Jadi, kalau kita menyarankan, misalnya, rekrutment, apakah ada seleksi, apakah ada tes. Rekrutment itu saja pun itu belum tentu berintegritas. Karena jelas partai tak bisa menjaga integritas sepanjang hari juga. Nah, kalau by definition, integrity kan sesuatu yang baik, adil, jujur, (dan) benar. Kalau itu tak ada, KPK mau bikin apalagi? Karena di (bidang) pencegahan, KPK hanya bisa beri rekomendasi-rekomendasi.

Bisa dicontohkan secara lebih spesifik, misalnya, rekomendasi KPK seperti apa dan kenapa enggak dijalanin?

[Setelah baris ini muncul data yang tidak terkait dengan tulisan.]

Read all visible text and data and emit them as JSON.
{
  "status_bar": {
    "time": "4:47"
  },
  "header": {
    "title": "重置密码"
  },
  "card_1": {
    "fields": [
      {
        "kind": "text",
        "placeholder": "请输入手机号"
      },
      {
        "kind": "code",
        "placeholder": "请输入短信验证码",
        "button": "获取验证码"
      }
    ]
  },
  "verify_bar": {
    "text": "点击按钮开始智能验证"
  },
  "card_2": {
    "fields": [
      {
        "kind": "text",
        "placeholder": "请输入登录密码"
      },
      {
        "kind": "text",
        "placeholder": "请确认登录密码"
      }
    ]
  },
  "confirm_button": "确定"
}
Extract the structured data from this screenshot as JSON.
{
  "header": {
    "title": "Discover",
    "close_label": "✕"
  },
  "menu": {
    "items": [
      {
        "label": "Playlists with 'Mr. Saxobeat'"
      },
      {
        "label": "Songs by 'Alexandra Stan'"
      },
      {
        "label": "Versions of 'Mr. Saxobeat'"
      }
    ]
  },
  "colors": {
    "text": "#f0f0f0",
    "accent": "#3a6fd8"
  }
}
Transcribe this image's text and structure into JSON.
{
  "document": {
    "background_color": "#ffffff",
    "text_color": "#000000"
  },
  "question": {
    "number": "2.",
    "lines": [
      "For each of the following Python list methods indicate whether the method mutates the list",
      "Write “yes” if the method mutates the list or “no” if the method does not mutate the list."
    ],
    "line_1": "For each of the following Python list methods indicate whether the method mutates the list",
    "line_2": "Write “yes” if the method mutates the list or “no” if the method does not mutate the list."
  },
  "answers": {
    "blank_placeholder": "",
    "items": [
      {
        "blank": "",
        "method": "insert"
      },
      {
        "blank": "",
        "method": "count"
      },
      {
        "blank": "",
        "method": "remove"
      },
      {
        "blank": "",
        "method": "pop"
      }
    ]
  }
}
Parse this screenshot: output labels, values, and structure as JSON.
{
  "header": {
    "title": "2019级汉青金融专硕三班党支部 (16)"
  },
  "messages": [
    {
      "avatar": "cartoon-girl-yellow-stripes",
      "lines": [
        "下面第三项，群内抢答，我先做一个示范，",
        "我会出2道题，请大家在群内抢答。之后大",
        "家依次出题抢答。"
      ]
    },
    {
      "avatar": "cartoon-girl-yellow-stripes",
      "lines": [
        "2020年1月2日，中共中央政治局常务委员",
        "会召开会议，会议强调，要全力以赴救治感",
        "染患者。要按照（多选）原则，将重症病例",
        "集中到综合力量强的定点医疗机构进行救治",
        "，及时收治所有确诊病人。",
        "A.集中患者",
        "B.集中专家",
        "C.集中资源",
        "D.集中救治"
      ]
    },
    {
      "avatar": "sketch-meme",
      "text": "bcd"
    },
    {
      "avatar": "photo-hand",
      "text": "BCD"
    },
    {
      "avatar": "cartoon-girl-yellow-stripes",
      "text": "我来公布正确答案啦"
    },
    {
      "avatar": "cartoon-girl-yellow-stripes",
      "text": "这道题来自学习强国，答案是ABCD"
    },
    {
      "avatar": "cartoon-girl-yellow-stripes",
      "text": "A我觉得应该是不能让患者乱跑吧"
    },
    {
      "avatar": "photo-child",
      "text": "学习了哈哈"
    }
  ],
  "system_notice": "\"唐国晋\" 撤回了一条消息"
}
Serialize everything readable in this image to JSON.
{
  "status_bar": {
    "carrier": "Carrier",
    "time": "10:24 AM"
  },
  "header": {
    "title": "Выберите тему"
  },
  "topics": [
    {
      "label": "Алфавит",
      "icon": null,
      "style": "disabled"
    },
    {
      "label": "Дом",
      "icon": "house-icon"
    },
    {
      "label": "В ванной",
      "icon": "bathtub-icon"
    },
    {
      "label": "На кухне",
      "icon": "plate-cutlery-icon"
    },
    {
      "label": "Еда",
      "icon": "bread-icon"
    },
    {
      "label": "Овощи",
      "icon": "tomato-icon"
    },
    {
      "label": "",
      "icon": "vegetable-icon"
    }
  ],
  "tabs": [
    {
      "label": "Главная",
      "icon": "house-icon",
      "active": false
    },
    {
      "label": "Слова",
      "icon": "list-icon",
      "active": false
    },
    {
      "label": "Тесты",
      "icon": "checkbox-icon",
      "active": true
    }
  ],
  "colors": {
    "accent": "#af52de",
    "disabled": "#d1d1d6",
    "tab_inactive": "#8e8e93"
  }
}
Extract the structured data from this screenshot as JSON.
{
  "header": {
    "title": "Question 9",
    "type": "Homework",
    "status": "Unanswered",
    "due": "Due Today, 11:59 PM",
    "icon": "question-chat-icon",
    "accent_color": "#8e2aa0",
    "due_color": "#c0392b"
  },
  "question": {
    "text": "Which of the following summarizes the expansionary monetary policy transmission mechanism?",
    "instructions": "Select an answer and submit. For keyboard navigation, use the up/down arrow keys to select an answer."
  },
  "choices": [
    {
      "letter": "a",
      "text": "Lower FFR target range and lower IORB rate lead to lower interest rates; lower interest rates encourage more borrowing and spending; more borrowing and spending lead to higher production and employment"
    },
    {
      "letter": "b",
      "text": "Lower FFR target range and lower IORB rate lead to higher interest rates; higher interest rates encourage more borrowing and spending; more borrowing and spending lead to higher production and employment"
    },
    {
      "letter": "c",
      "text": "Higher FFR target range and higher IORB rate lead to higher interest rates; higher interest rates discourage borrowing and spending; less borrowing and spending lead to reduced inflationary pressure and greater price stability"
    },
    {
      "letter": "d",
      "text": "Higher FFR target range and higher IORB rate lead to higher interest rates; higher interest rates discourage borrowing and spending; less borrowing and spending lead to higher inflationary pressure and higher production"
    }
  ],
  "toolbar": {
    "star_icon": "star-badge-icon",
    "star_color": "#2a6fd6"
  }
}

Ya, di antaranya kalau pemilihan pengurus itu kan selalu gonjang-ganjing. Itu kayak gimana. Ada prossesnya enggak? Bagaimana proses rekrutmentnya? Itu kita lihat.Contohnya kalau mau (jadi)  ketua harus seperti apa. AD/ART mereka bisa dipatuhi enggak? Kalau enggak dipatuhi, ya, kami kembali lagi hanya bisa mengingatkan. Tinggal kode etik partai itu sendiri. Makanya, kita liha kode etik itu gimana. Misalnya, kalau enggak boleh jabat rangkap, ya, jangan jabat rangkap. Kalau sudah duduk di kementerian, bagaimana seterusnya. Itu semua kan harus diatur (dalam kode etik).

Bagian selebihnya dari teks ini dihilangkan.